For Knightley, this is especially good news. As gorgeous as the actress is, she doesn’t exactly light the screen ablaze with her talent. Until now her most indelible impression wasn’t made in “Pirates of the Caribbean” or “Love Actually” but in the heartwarming soccer comedy “Bend It Like Beckham.” While I’ve never had anything against her (and lord knows I’ve had a moment or two I wished I looked half as good as her), I can’t say she’s ever exactly made me feel giddy. That changes here, though, “Pride & Prejudice” probably falling on its big melodramatic (and well-coifed) head without her.

 

There is fine work all over, though. Blethyn is delightfully (and endearingly) annoying as the over-zealous Mrs. Bennet, and Tom Hollander is suitably prickly as the uncomfortably fastidious Mr.
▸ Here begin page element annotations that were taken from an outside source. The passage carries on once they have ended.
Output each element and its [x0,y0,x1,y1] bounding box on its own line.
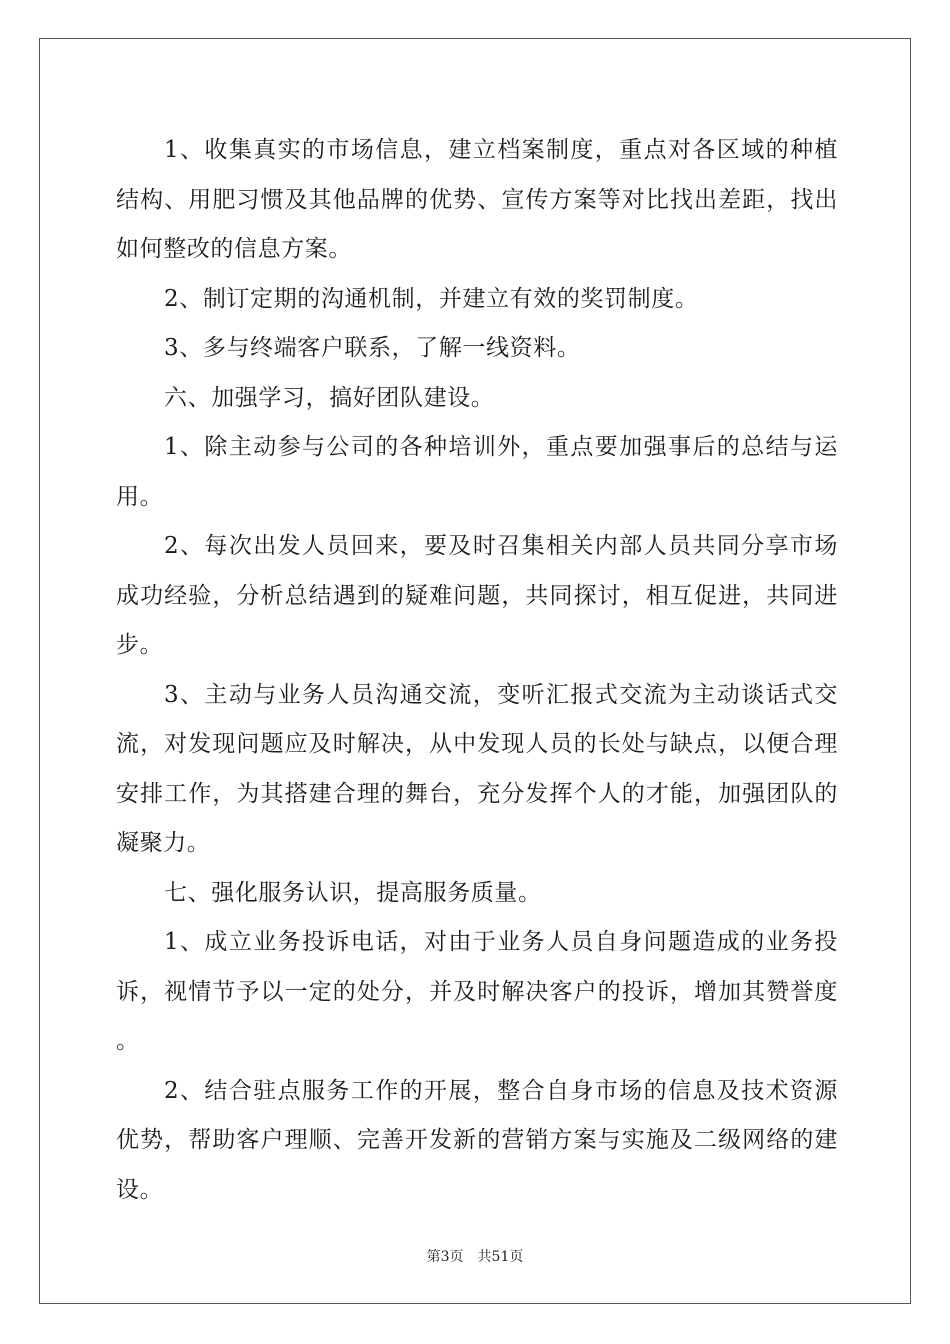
section-heading-6: 六、加强学习，搞好团队建设。 [164,384,495,411]
paragraph-9: 1、成立业务投诉电话，对由于业务人员自身问题造成的业务投诉，视情节予以一定的处分，并及时解决客户的投诉，增加其赞誉度。 [116,929,838,1054]
document-body [116,126,838,1215]
paragraph-2: 2、制订定期的沟通机制，并建立有效的奖罚制度。 [164,285,699,312]
paragraph-7: 3、主动与业务人员沟通交流，变听汇报式交流为主动谈话式交流，对发现问题应及时解决，从中发现人员的长处与缺点，以便合理安排工作，为其搭建合理的舞台，充分发挥个人的才能，加强团队的凝聚力。 [116,681,838,856]
paragraph-5: 1、除主动参与公司的各种培训外，重点要加强事后的总结与运用。 [116,434,838,510]
paragraph-1: 1、收集真实的市场信息，建立档案制度，重点对各区域的种植结构、用肥习惯及其他品牌的优势、宣传方案等对比找出差距，找出如何整改的信息方案。 [116,137,838,262]
page-number: 第3页 [426,1249,464,1265]
paragraph-6: 2、每次出发人员回来，要及时召集相关内部人员共同分享市场成功经验，分析总结遇到的疑难问题，共同探讨，相互促进，共同进步。 [116,533,838,658]
paragraph-10: 2、结合驻点服务工作的开展，整合自身市场的信息及技术资源优势，帮助客户理顺、完善开发新的营销方案与实施及二级网络的建设。 [116,1077,838,1203]
section-heading-7: 七、强化服务认识，提高服务质量。 [164,879,542,906]
page-footer [0,1246,950,1266]
total-pages: 共51页 [477,1249,524,1265]
paragraph-3: 3、多与终端客户联系，了解一线资料。 [164,335,581,361]
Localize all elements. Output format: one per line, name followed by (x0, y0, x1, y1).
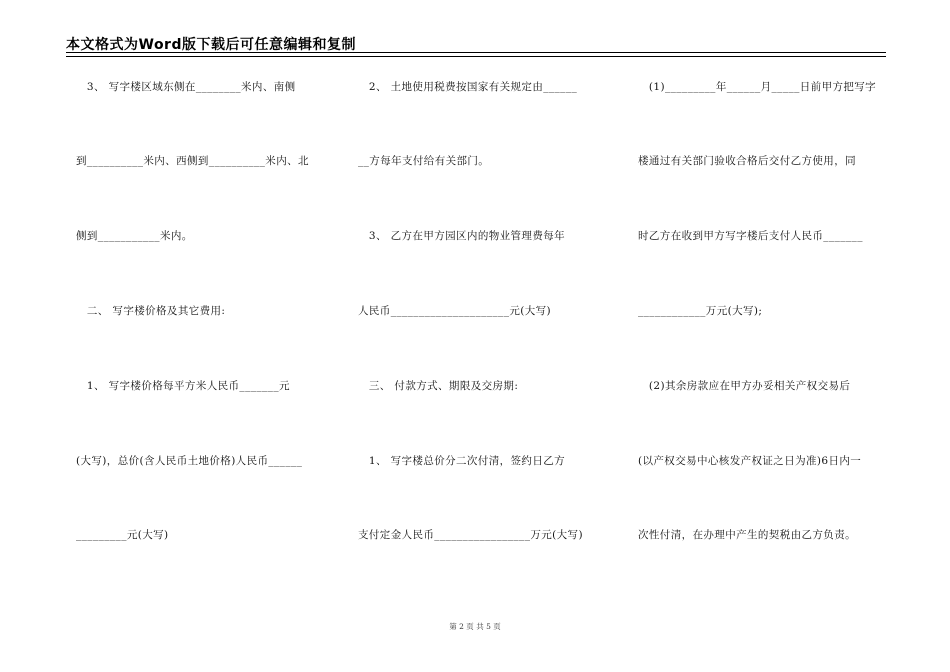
paragraph-line: 1、 写字楼价格每平方米人民币_______元 (76, 380, 290, 392)
paragraph-line: 支付定金人民币_________________万元(大写) (358, 529, 583, 541)
header-rule-thin (66, 56, 886, 57)
paragraph-line: _________元(大写) (76, 529, 169, 541)
paragraph-line: (1)_________年______月_____日前甲方把写字 (638, 81, 877, 93)
paragraph-line: (以产权交易中心核发产权证之日为准)6日内一 (638, 455, 862, 467)
header-title: 本文格式为Word版下载后可任意编辑和复制 (66, 37, 356, 53)
paragraph-line: 3、 乙方在甲方园区内的物业管理费每年 (358, 230, 566, 242)
paragraph-line: 楼通过有关部门验收合格后交付乙方使用，同 (638, 155, 856, 167)
paragraph-line: 侧到___________米内。 (76, 230, 193, 242)
paragraph-line: 次性付清，在办理中产生的契税由乙方负责。 (638, 529, 856, 541)
paragraph-line: ____________万元(大写); (638, 305, 763, 317)
paragraph-line: 时乙方在收到甲方写字楼后支付人民币_______ (638, 230, 863, 242)
paragraph-line: 人民币_____________________元(大写) (358, 305, 552, 317)
section-heading: 三、 付款方式、期限及交房期: (358, 380, 519, 392)
header-rule-thick (66, 52, 886, 53)
paragraph-line: 2、 土地使用税费按国家有关规定由______ (358, 81, 578, 93)
paragraph-line: 1、 写字楼总价分二次付清，签约日乙方 (358, 455, 566, 467)
paragraph-line: 3、 写字楼区域东侧在________米内、南侧 (76, 81, 296, 93)
paragraph-line: __方每年支付给有关部门。 (358, 155, 490, 167)
page-number: 第 2 页 共 5 页 (449, 622, 501, 631)
paragraph-line: 到__________米内、西侧到__________米内、北 (76, 155, 309, 167)
paragraph-line: (2)其余房款应在甲方办妥相关产权交易后 (638, 380, 851, 392)
section-heading: 二、 写字楼价格及其它费用: (76, 305, 226, 317)
paragraph-line: (大写)，总价(含人民币土地价格)人民币______ (76, 455, 303, 467)
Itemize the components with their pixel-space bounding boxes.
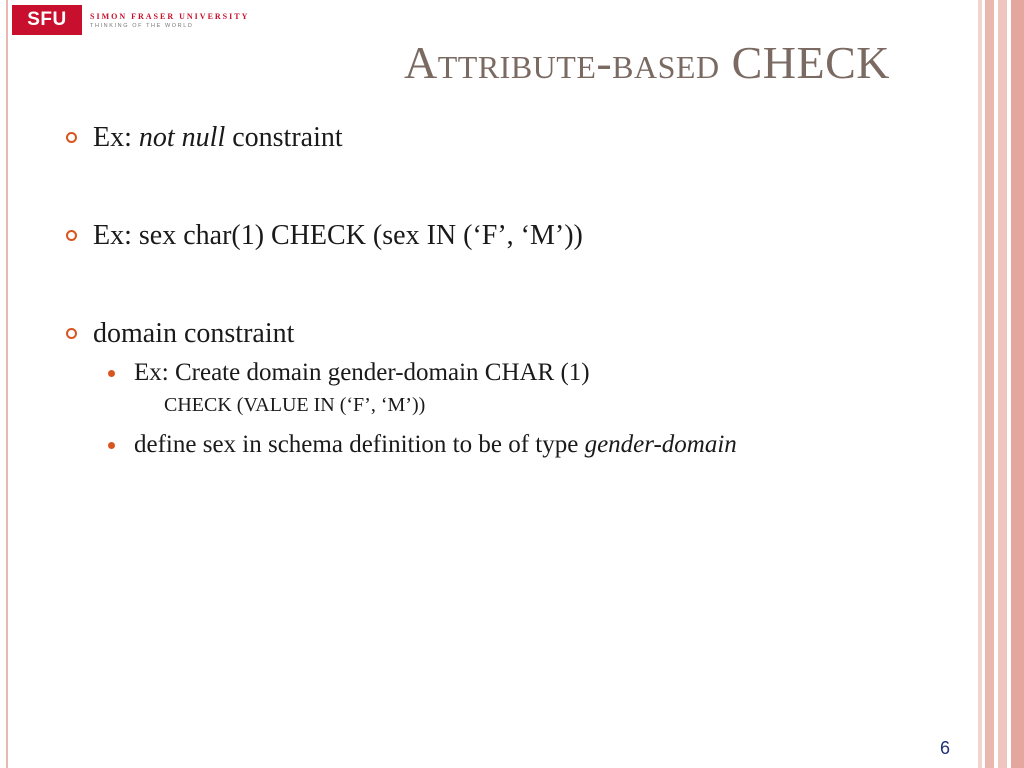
- logo-abbr: SFU: [12, 5, 82, 35]
- bullet-1-italic: not null: [138, 122, 226, 153]
- sub-bullet-2: [108, 428, 834, 462]
- logo-tagline: THINKING OF THE WORLD: [90, 22, 194, 29]
- bullet-1-prefix: Ex:: [93, 122, 139, 153]
- right-stripe-1: [978, 0, 982, 768]
- sub-bullet-1-text: Ex: Create domain gender-domain CHAR (1): [134, 359, 590, 386]
- bullet-1: [66, 118, 946, 158]
- right-stripe-4: [1011, 0, 1024, 768]
- sub-bullet-1-continuation: CHECK (VALUE IN (‘F’, ‘M’)): [164, 394, 426, 416]
- sub-bullet-dot-icon: [108, 370, 115, 377]
- sub-bullet-2-italic: gender-domain: [584, 431, 737, 458]
- bullet-2-text: Ex: sex char(1) CHECK (sex IN (‘F’, ‘M’)): [93, 220, 583, 251]
- bullet-marker-icon: [66, 132, 77, 143]
- bullet-marker-icon: [66, 230, 77, 241]
- logo-text: [90, 11, 249, 30]
- bullet-3: [66, 314, 946, 354]
- sfu-logo: [12, 5, 249, 35]
- bullet-1-suffix: constraint: [225, 122, 343, 153]
- sub-bullet-list: [66, 356, 946, 462]
- page-number: 6: [940, 738, 951, 758]
- right-stripe-2: [985, 0, 994, 768]
- sub-bullet-2-text: define sex in schema definition to be of type: [134, 431, 585, 458]
- logo-name: SIMON FRASER UNIVERSITY: [90, 11, 250, 21]
- bullet-2: [66, 216, 946, 256]
- right-stripe-3: [998, 0, 1007, 768]
- sub-bullet-dot-icon: [108, 442, 115, 449]
- bullet-marker-icon: [66, 328, 77, 339]
- bullet-list: [66, 118, 946, 462]
- left-border-line: [6, 0, 8, 768]
- sub-bullet-1: [108, 356, 946, 390]
- bullet-3-text: domain constraint: [93, 318, 295, 349]
- slide-title: Attribute-based CHECK: [404, 37, 890, 88]
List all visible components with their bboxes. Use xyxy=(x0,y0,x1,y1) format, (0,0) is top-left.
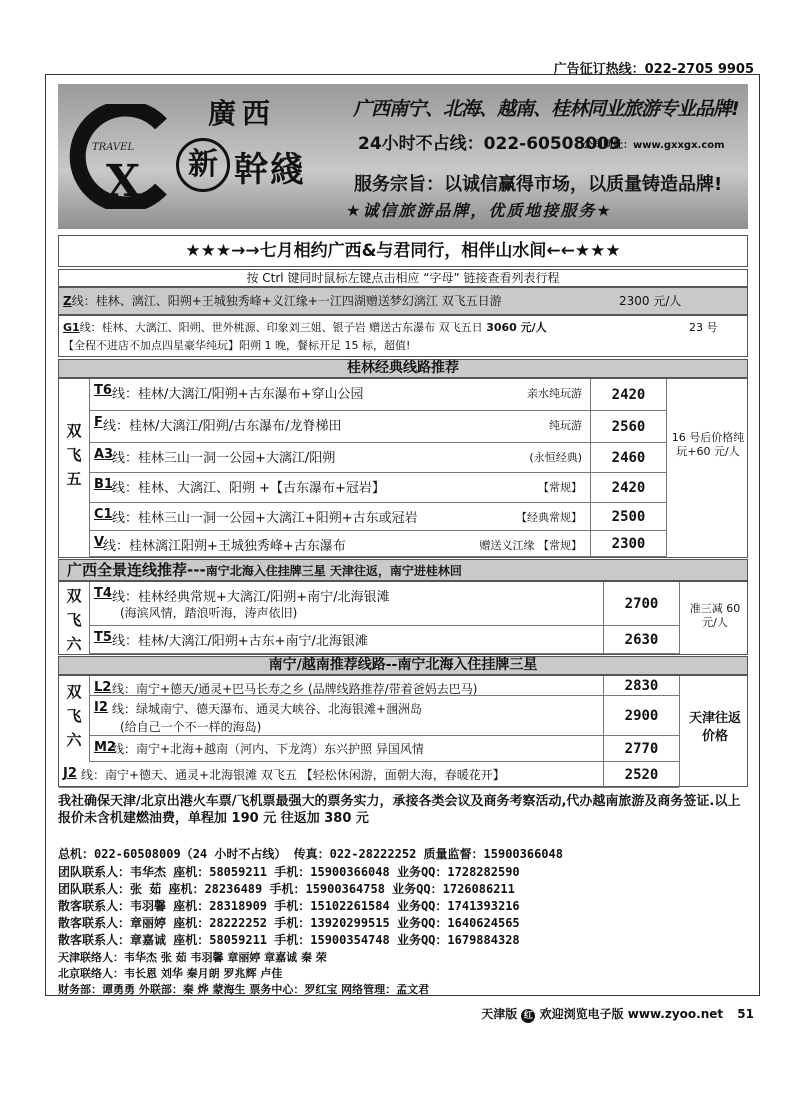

Collins. Pike is a beautiful, almost mannequin-like internal mystery as Jane, while Woods is energetically divine as her jumpy and insecure suitor Bingley. It is Judi Dench, unsurprisingly, who towers above the rest of the supporting cast as the unctuous and narrow-minded Lady Catherine de Bourg. Her two scenes are electric, taking control so authoritatively that when Lizzie finally turns the tables and stands up to her the audience can’t help but lose their collective breath.

 

It’s been a while since Ang Lee took Austen and made her electric and alive cinematically again with his take on “Sense & Sensibility.” Like that film, on the surface “Pride & Prejudice” looks like a worthless exercise in going through the motions only to prove in actuality to be something kinetic and worthy of celebration. While not quite the immediate classic Lee’s film was, Wright has sill made a romance worth swooning over. It is a wonderful movie, a picture that reminds us all that love, real heartfelt chokes you up and make you act like a fool love, seldom occurs without a fight.

 

And it’s that fight – it’s ups, downs, in-betweens and what the heck just happeneds – that we remember for years, maybe the rest of our lives. Just like the novel. Just, I can’t help but hope, like this movie.